Soccer:McLaren moved to level the playing field between team mates Lewis Hamilton and Jenson Button today by announcing new race engineers for both of the Formula One champions.
The Mercedes-powered team said in a statement that Hamilton, champion with them in 2008 and a part of the McLaren 'family' for more than a decade, had been assigned Andy Latham.
Fellow-Briton Button, who has joined from Brawn (now Mercedes) after winning last year's title, will have Danish-born Jakob Andreason working on his car.
Phil Prew, who worked with 25-year-old Hamilton last year, will take on a new role overseeing both crews as principal race engineer.
"When Jenson visited (the factory), one of the questions he asked was, `Is this Lewis's team?'," said McLaren managing director Jonathan Neale.
"The answer was `Yes, of course it's Lewis's team...as it was Heikki Kovalainen's team, Fernando Alonso's team, Juan Pablo Montoya's, and Kimi Raikkonen's.

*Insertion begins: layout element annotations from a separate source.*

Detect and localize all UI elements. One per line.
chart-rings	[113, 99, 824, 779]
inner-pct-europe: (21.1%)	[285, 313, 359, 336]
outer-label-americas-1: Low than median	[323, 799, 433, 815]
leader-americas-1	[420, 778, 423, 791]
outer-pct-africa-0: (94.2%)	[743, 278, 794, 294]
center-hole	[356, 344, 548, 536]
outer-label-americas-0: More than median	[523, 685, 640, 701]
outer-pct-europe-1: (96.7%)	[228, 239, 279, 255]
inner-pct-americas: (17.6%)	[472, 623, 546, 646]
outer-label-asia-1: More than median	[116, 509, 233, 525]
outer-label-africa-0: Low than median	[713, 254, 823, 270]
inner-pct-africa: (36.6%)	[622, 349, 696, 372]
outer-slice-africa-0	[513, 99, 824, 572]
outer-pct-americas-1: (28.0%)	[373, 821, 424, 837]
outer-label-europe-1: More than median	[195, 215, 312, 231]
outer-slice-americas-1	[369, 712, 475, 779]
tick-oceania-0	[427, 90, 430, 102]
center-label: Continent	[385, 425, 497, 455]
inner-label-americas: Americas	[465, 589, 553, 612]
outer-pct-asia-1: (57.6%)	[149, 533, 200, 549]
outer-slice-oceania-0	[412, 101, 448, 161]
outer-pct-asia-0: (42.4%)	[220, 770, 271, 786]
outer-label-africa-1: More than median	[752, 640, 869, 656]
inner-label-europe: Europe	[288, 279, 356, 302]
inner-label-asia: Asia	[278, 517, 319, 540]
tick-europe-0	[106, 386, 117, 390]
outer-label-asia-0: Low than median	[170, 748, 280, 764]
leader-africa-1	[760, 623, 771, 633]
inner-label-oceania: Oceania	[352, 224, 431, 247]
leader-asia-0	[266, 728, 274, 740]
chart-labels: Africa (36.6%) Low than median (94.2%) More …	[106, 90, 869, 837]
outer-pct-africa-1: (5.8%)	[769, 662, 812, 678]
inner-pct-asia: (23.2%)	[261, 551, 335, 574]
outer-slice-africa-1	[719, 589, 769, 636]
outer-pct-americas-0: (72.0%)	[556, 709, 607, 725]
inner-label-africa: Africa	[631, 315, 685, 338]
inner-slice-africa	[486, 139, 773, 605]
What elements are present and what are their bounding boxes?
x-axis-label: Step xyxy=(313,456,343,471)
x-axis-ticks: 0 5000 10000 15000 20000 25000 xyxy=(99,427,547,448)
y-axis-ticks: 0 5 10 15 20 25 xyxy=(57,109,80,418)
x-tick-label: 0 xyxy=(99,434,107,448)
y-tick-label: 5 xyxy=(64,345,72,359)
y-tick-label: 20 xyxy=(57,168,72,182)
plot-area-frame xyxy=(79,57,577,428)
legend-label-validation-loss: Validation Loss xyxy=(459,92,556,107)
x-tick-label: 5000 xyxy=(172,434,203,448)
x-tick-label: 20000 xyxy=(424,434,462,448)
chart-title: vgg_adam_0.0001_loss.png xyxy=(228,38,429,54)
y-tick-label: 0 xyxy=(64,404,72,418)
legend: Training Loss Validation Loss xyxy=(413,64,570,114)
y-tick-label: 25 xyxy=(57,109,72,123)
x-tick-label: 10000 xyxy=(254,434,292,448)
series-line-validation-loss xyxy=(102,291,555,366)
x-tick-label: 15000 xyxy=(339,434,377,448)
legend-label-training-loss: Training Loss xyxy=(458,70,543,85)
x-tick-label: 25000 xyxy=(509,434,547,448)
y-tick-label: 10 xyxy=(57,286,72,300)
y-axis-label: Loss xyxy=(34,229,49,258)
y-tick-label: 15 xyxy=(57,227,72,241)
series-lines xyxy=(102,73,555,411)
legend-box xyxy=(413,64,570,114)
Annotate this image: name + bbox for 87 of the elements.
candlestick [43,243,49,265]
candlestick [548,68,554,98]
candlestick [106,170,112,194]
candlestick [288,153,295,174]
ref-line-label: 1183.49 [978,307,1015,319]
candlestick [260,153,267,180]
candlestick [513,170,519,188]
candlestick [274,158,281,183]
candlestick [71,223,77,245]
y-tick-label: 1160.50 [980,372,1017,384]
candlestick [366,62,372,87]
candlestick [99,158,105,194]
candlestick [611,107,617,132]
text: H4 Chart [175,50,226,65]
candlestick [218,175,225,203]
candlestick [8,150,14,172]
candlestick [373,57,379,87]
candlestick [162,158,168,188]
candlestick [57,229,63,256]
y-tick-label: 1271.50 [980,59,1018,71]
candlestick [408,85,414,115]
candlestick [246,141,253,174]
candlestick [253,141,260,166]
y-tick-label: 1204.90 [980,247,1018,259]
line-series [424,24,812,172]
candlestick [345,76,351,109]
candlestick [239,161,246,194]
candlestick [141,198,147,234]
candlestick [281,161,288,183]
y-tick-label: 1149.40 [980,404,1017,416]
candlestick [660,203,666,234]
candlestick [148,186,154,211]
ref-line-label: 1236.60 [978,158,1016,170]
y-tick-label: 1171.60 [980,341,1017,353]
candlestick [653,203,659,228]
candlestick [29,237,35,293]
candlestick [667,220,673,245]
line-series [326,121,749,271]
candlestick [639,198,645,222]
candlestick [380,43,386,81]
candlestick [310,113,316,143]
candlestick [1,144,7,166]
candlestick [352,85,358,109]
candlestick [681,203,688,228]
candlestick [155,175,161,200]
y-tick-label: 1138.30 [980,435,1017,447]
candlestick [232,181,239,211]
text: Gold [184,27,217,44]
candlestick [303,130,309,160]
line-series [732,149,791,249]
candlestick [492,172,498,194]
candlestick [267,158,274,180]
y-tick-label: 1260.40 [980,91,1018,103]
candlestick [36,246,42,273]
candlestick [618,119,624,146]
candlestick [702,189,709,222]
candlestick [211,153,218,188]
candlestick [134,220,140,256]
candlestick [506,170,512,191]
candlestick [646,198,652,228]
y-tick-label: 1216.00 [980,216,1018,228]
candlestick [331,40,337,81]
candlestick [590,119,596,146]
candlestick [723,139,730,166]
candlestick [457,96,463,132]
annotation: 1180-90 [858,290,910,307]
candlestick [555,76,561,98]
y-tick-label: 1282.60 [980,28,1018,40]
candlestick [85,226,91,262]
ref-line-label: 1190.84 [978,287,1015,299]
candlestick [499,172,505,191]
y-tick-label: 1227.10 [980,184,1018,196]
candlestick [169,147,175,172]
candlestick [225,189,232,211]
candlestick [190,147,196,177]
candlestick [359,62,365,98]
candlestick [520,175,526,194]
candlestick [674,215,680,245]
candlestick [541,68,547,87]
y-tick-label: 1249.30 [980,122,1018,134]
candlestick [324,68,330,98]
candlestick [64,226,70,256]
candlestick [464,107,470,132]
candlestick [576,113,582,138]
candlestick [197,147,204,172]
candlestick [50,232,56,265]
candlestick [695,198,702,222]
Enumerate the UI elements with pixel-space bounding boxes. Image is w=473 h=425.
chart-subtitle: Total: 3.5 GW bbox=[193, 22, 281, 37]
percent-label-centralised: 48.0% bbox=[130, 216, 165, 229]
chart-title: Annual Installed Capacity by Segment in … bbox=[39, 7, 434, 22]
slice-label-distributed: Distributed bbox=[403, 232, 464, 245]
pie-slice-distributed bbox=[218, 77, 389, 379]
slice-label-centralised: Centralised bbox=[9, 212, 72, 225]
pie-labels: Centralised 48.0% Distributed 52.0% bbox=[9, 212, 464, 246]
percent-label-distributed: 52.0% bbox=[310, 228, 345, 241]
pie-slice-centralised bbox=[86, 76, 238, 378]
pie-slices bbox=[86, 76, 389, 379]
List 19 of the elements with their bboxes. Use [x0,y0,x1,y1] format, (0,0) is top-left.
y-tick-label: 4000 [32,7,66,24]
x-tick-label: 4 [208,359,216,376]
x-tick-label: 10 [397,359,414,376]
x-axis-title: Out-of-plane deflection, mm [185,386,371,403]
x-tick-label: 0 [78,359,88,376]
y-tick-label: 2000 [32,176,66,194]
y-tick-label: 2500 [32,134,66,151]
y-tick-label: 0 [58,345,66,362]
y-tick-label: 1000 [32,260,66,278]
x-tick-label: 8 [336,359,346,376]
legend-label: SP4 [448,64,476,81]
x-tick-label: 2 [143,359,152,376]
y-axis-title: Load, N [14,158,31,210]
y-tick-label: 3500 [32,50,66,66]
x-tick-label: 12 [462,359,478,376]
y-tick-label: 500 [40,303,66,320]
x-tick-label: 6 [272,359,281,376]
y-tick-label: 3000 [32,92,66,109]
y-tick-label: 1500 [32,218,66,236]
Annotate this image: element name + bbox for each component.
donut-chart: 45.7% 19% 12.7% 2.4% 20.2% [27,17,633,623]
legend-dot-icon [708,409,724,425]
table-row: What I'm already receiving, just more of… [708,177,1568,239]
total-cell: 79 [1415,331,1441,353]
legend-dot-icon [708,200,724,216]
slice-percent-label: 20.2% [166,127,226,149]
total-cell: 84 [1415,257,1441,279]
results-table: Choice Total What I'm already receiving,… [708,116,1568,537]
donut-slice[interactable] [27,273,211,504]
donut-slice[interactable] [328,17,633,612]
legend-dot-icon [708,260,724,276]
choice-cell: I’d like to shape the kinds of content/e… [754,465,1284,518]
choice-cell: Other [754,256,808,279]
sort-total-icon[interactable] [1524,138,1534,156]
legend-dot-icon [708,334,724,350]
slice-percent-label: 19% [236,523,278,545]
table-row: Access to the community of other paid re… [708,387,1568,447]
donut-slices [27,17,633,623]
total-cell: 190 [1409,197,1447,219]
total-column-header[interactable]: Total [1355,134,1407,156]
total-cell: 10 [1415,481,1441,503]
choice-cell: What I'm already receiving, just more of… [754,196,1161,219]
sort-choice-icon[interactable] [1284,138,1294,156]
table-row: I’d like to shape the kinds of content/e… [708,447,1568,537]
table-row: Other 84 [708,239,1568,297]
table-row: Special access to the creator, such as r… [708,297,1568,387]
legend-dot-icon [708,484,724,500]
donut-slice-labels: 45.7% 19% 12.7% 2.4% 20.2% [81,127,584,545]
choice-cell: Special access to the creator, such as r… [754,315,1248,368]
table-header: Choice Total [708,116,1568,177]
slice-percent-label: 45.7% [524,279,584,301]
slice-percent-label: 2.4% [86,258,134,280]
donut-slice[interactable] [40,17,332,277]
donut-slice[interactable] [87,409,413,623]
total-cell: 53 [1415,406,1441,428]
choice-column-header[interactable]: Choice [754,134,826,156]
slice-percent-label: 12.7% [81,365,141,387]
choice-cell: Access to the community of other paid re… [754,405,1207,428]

And it will be your team as well."
Neale said McLaren felt the time was right for a change of race engineers after the previous pair had been in the job for more than 15 years.
With all teams agreeing to reduce the number of staff attending races, it was a good time for an organisational rethink.
"We also want to build an engineering team around Jenson, in exactly the same way we did with Lewis back in 2007," added Neale.
"We want to create a strong group of individuals who can bring out the best in Jenson's naturally smooth style.
"Now that we have Jenson confirmed to drive alongside Lewis, we want to make absolutely sure we can do an equal job for both drivers," he added.
Button and Hamilton are McLaren's first champion team mates since the late Brazilian Ayrton Senna and Frenchman Alain Prost lined up together in 1989 and that was a notoriously explosive pairing.
Hamilton and Alonso, a double world champion, also fell out as team mates in 2007 when the Spaniard accused McLaren of favouring their rookie.
"We're giving both drivers a fresh engineering team, with Phil as the bridge between them both," said Neale, who added that Prew's role should ensure parity.
"It gives us a figurehead and a go-to person for the rest of the organisation across the race weekend, so they can ask Phil: `What's happening with set-up? Which way are we going?'," he said.
"We can also better use the simulation team and the engineers back at the McLaren Technology Centre to say to Phil: `You might want to try this,' and Phil can supervise that flow of information."